Make small changes gradually over time instead of changing everything at once. This is really contrary to my basic nature and I still struggle with changing one small thing at a time but I think it was a huge factor in being successful.


tumblr_lo9k5j8SE31qhtggqo1_500Make changes that you can sustain over time not what you can endure for short bursts. “The healthiest weight is whatever weight you reach, when you’re living the healthiest life that you actually enjoy.” [1] If you don’t like what you are eating and what you’re doing then it will be impossible to keep it up long term.
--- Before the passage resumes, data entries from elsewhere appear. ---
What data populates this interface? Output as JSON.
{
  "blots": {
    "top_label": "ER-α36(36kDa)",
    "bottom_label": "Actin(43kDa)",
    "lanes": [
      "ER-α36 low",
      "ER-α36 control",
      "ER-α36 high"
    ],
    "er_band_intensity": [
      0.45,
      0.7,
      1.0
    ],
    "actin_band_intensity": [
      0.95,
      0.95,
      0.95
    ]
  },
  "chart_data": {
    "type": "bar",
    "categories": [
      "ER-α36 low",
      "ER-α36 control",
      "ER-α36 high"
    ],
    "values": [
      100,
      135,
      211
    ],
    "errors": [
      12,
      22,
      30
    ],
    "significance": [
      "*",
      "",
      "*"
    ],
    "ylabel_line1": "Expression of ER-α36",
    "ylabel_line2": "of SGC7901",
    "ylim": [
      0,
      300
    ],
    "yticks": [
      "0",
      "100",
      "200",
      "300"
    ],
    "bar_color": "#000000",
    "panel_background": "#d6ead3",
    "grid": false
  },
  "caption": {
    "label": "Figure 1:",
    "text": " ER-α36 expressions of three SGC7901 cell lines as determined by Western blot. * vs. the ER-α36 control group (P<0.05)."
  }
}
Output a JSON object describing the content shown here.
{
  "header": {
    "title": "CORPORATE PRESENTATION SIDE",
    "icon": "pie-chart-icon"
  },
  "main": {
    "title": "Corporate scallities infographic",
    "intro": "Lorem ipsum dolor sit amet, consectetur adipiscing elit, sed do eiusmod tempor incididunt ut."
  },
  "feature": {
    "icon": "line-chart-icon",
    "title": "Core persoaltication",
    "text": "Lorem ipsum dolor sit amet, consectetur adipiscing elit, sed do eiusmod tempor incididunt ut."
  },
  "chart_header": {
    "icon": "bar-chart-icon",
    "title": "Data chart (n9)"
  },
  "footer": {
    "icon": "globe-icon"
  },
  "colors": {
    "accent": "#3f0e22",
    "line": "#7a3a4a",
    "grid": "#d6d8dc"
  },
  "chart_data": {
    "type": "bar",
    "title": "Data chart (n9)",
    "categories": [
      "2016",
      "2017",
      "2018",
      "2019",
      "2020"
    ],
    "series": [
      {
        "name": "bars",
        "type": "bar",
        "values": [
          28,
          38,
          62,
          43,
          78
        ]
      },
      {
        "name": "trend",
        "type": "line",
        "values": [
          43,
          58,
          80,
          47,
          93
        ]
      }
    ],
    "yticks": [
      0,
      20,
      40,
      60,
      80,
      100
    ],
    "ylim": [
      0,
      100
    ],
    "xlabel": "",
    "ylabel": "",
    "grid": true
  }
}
I recently saw a poster that said, “Fitness isn’t owned, it’s rented, and you have to pay rent everyday” which reinforces that the changes I’ve made have to be for life if I want to keep the results.


Make the changes for yourself not any one else. This time I wasn’t motivated by external factors to make the changes. This time I didn’t want to impress anyone, fit into a certain dress or picture people’s reaction when they saw how much weight I’d lost, all of which have motivated me in the past. This time I was doing it for me first.


Let go of the perfection mentality. I love this saying by Ze Frank, “Perfectionism may look good in his shiny shoes, but he’s a little bit of an asshole and no one invites him to their pool parties.” Which is a way of reminding myself that progress not perfection is my goal. Perfection isn’t attainable and shouldn’t hold me back from what I want to do.


Set fitness goals rather than weight loss goals. Weight makes me focus on the scale too much and changes my thinking from getting healthier to being deprived of things I love. I’m in this for the long haul and setting target weights by arbitrary dates is an artifcial measurement of how far I’ve come and failing to achieve these targets is demoralizing and makes me want to quit. On the other hand achieving my fitness goal of running a 5k made me feel proud and ready to try the next challenge.